New artificial intelligence tool can help in nerve disorder screening – ET HealthWorld

New Delhi: Researchers at the Indian Institute of Science (IISc) in Bengaluru have developed an artificial intelligence (AI) tool that can detect a nerve-related disorder known as carpal tunnel syndrome (CTS). The tool developed by IISc researchers in collaboration with Aster-CMI Hospital, Bengaluru detects CTS by identifying the median nerve in ultrasound videos.

CTS arises when the median nerve, which runs from the forearm into the hand, is compressed at the carpal tunnel part of the wrist, resulting in numbness, tingling or pain, the researchers said.

It is one of the most common nerve-related disorders, specifically affecting individuals who perform repetitive hand movements, such as office staff who work with keyboards, assembly line workers, and sportspersons, they said.

Doctors currently use ultrasound to visualise the median nerve, and assess its size, shape, and any potential abnormalities.

“But unlike X-rays and MRI scans, it is hard to detect what is going on in ultrasound images and videos,” said Karan R Gujarati, a former MTech student at IISc.

“At the wrist, the nerve is quite visible, its boundaries are clear, but if you go down to the elbow region, there are many other structures, and the boundaries of the nerve are not clear,” said Gujarati, first author of the study published in the journal IEEE Transactions on Ultrasonics, Ferroelectrics, and Frequency Control.

Tracking the median nerve is also important for treatments that require doctors to administer local anaesthesia to the forearm or block the median nerve to provide pain relief.

The team turned to a machine learning model based on transformer architecture, similar to the one powering ChatGPT.

The model was originally developed to detect dozens of objects simultaneously in YouTube videos.

The team stripped the model’s computationally expensive elements to speed it up, and cut down the number of objects it could track to just one – the median nerve, in this case.

They collaborated with Lokesh Bathala, Lead Consultant Neurologist at Aster-CMI Hospital, to collect and annotate ultrasound videos from both healthy participants and people with CTS, to train the model.

Once trained, the model was able to segment the median nerve in individual frames of the ultrasound video.

“Imagine a video of an autonomous car.
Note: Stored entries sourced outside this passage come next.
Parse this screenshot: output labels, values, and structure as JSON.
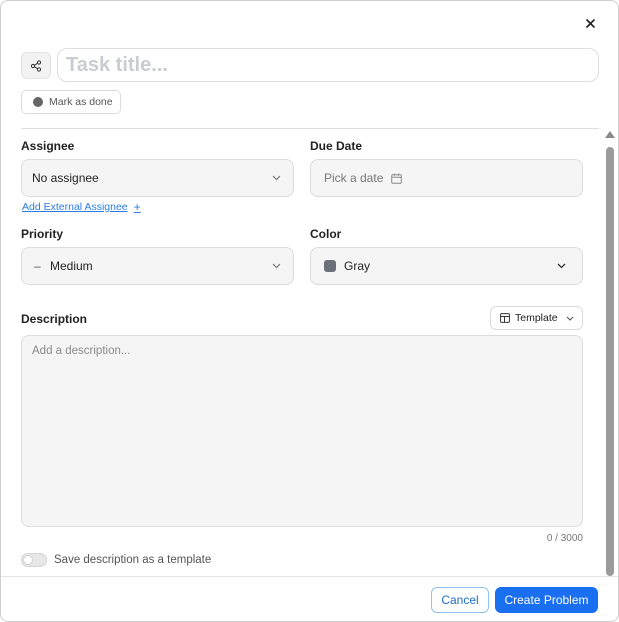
{
  "header": {
    "title_placeholder": "Task title...",
    "mark_done_label": "Mark as done"
  },
  "fields": {
    "assignee": {
      "label": "Assignee",
      "value": "No assignee"
    },
    "add_external_label": "Add External Assignee",
    "add_external_plus": "+",
    "due_date": {
      "label": "Due Date",
      "placeholder": "Pick a date"
    },
    "priority": {
      "label": "Priority",
      "value": "Medium",
      "icon_glyph": "–"
    },
    "color": {
      "label": "Color",
      "value": "Gray",
      "swatch": "#6b7079"
    }
  },
  "description": {
    "label": "Description",
    "template_label": "Template",
    "placeholder": "Add a description...",
    "counter": "0 / 3000",
    "save_template_label": "Save description as a template"
  },
  "footer": {
    "cancel_label": "Cancel",
    "create_label": "Create Problem"
  },
  "colors": {
    "accent": "#1a6ff0",
    "link": "#2b7de0"
  }
}
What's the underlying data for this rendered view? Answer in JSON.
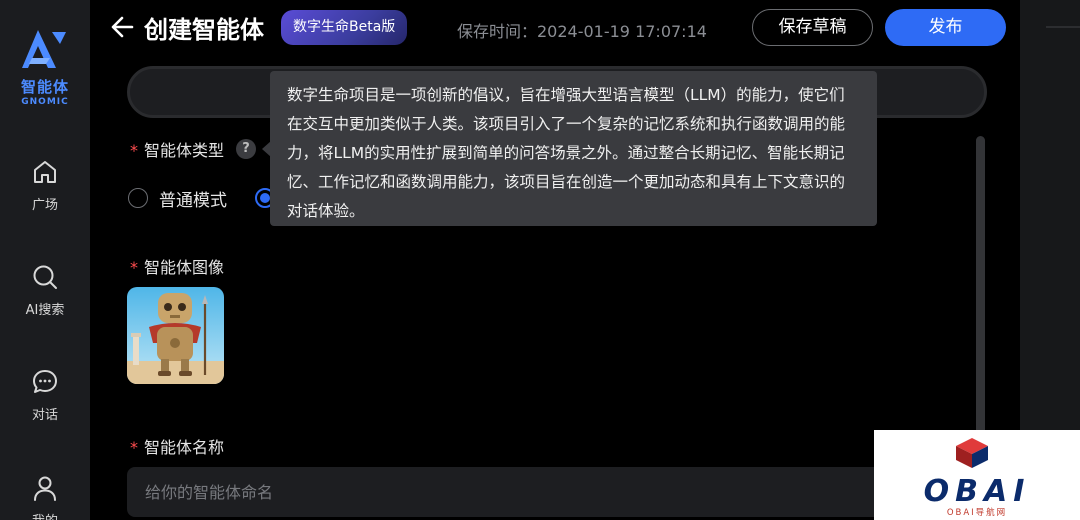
{
  "sidebar": {
    "logo_cn": "智能体",
    "logo_en": "GNOMIC",
    "items": [
      {
        "label": "广场",
        "icon": "home-icon"
      },
      {
        "label": "AI搜索",
        "icon": "search-icon"
      },
      {
        "label": "对话",
        "icon": "chat-icon"
      },
      {
        "label": "我的",
        "icon": "user-icon"
      }
    ]
  },
  "header": {
    "title": "创建智能体",
    "badge": "数字生命Beta版",
    "save_time": "保存时间：2024-01-19 17:07:14",
    "draft_label": "保存草稿",
    "publish_label": "发布"
  },
  "form": {
    "type_label": "智能体类型",
    "help_glyph": "?",
    "modes": [
      {
        "label": "普通模式",
        "selected": false
      },
      {
        "label": "",
        "selected": true
      }
    ],
    "image_label": "智能体图像",
    "name_label": "智能体名称",
    "name_placeholder": "给你的智能体命名",
    "name_value": ""
  },
  "tooltip": {
    "text": "数字生命项目是一项创新的倡议，旨在增强大型语言模型（LLM）的能力，使它们在交互中更加类似于人类。该项目引入了一个复杂的记忆系统和执行函数调用的能力，将LLM的实用性扩展到简单的问答场景之外。通过整合长期记忆、智能长期记忆、工作记忆和函数调用能力，该项目旨在创造一个更加动态和具有上下文意识的对话体验。"
  },
  "watermark": {
    "text": "OBAI",
    "sub": "OBAI导航网"
  },
  "colors": {
    "accent": "#2e6bf5",
    "required": "#ff4d4f",
    "tooltip_bg": "#3a3b3f",
    "sidebar_bg": "#1b1c1f"
  }
}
If the car is moving on the road, you want to track the car,” said study corresponding author Phaneendra K Yalavarthy, Professor at CDS.

“In the same way, we are able to track the nerve throughout the video,” Yalavarthy said.
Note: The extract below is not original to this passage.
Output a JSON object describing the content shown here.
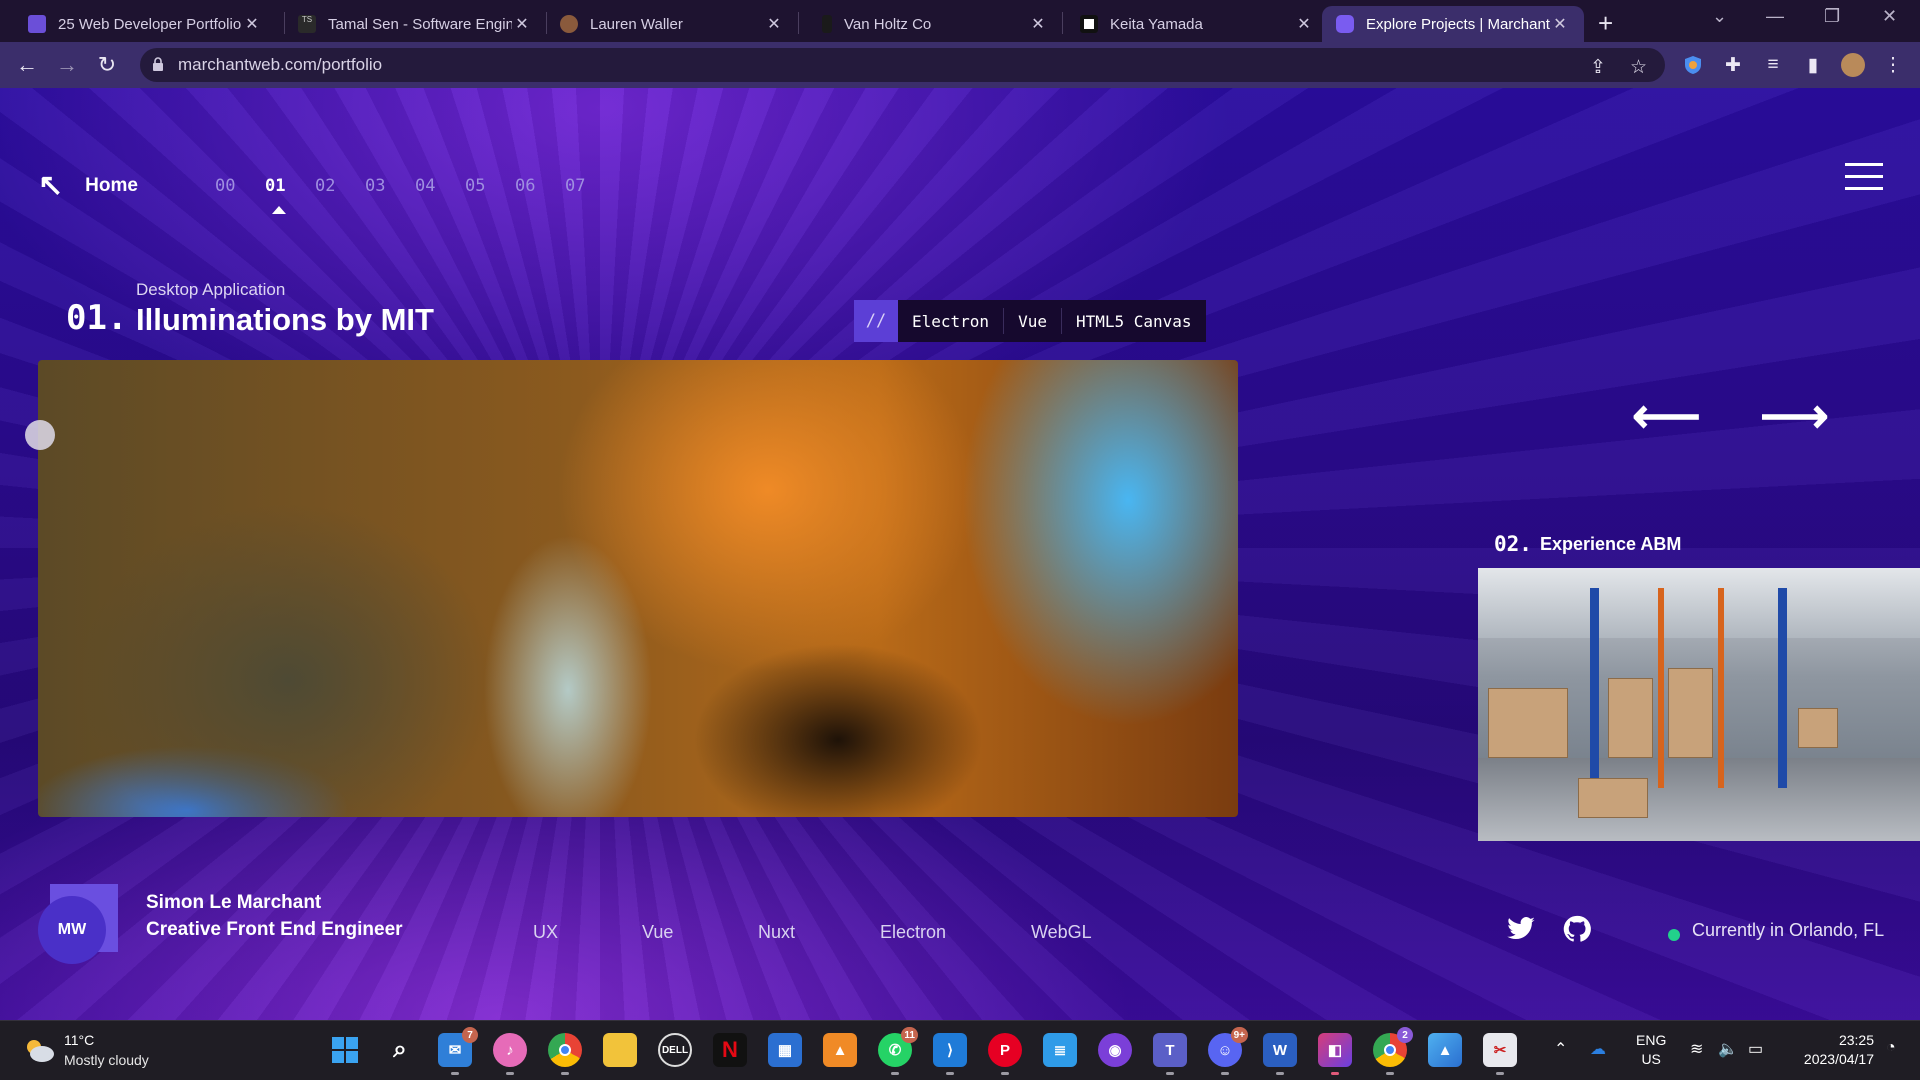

The model was also able to automatically measure the cross-sectional area of the nerve, which is used to diagnose CTS. This measurement is performed manually by a sonographer.

“The tool automates this process. It measures the cross-sectional area in real time,” said Bathala.

It was able to report the cross-sectional area of the median nerve with more than 95 per cent accuracy at the wrist region, the researchers added.